2. Propagation via Seeds
Harvest the seeds by soaking the berries in room temperature water for 3 to 4 days till the pulp is soft.
- Remove and separate the seeds from the pulp by hand.
- Dry the seeds for a few days and soak them for 12 to 24 hours before sowing. Use one seed per pot.
- Place the seeds about 1/4th inch deep in a moist vermiculite-based substrate and cover them with plastic wrap.
- Maintain a temperature of 70°F using a heating mat and offer filtered sunshine.
Seeds take 5-7 days to germinate, and you can transplant them to a bigger pot when the seedlings start to grow new leaves.
However, they may take about 6 to 7 months to mature for propagation.
Anthurium Schlechtendalii for Sale
This variety of Anthurium is readily available for buying on online platforms.

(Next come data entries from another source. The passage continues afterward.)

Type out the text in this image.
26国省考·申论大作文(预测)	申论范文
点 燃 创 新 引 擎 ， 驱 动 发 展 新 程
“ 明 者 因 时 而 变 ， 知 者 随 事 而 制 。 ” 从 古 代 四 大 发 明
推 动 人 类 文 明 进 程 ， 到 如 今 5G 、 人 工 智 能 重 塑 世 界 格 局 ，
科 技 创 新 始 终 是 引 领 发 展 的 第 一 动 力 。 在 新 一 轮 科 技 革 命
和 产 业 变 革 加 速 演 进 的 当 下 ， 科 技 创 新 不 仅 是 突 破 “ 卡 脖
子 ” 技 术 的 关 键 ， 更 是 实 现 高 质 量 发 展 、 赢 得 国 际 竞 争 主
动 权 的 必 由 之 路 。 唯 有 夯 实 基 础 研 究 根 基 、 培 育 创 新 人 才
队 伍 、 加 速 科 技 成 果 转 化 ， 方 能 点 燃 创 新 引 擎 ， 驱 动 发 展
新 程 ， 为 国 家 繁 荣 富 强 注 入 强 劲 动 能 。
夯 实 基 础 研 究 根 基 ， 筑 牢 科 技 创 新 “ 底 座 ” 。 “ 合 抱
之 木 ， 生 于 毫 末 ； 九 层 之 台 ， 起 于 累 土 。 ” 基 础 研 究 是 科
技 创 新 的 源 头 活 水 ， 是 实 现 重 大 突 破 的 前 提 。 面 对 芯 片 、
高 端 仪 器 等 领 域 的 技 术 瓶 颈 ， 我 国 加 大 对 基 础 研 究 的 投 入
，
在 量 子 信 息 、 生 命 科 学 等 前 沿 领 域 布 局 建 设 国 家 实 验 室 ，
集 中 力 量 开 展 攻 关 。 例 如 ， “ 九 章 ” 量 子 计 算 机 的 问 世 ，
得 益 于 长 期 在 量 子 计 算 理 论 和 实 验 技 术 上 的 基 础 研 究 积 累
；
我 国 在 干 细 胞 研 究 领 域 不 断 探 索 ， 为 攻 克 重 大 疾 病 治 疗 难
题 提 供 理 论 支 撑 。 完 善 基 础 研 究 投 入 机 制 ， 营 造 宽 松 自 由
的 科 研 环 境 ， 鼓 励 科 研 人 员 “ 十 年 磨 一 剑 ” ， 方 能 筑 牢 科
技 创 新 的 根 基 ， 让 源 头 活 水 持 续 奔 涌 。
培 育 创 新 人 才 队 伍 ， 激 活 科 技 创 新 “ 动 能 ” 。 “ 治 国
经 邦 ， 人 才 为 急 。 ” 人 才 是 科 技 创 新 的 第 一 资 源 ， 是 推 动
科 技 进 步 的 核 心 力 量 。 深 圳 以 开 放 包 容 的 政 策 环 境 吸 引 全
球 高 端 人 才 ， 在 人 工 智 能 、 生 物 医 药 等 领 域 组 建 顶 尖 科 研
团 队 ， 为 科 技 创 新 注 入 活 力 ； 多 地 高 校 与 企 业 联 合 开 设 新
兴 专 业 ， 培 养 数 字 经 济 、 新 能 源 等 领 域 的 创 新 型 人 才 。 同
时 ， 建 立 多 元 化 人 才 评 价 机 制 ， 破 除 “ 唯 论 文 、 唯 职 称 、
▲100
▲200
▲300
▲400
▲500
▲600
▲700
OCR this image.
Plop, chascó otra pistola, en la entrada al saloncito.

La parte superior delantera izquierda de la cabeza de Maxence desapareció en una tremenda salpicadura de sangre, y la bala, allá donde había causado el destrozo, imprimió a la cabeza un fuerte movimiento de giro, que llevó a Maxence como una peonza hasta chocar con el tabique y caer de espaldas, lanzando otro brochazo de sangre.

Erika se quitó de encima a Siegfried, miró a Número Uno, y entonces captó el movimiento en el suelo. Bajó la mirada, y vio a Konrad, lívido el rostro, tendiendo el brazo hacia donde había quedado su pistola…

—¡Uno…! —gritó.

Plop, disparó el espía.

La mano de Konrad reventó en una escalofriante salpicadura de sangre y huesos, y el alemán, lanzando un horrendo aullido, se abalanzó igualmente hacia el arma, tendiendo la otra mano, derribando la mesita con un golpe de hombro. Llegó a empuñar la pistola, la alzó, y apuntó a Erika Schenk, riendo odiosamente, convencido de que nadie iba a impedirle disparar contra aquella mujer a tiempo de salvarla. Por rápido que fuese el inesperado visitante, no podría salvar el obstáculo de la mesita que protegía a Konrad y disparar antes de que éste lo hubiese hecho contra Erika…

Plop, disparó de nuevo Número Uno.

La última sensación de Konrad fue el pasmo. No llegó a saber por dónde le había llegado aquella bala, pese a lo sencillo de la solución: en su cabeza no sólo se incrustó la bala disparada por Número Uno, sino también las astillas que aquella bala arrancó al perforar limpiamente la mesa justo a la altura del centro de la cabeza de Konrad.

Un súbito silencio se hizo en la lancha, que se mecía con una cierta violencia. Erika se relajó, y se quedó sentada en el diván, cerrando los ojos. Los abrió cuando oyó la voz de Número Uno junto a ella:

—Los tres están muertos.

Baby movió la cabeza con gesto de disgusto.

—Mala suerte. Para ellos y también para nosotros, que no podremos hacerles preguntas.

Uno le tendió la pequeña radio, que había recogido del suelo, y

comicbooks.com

Check some shops below.
|Shops||Expected Delivery Period|
|Etsy||Within 2 to 4 days after placing an order|
|TopTropicals||Within 4 days after placing an order|
|Lowes||Within 1 to 7 days after placing an order|
If you love to colonize Anthuriums, here are 25 Anthurium Varieties for you to choose from!
Anthurium Schlechtendalii is a beautiful plant with broad, spear-shaped leaves invoking gardening grandeur.
You must take care of the plant’s basic requirements to sustain their good health.
But be careful of the plant’s toxic nature and always wear protection while tending the plant.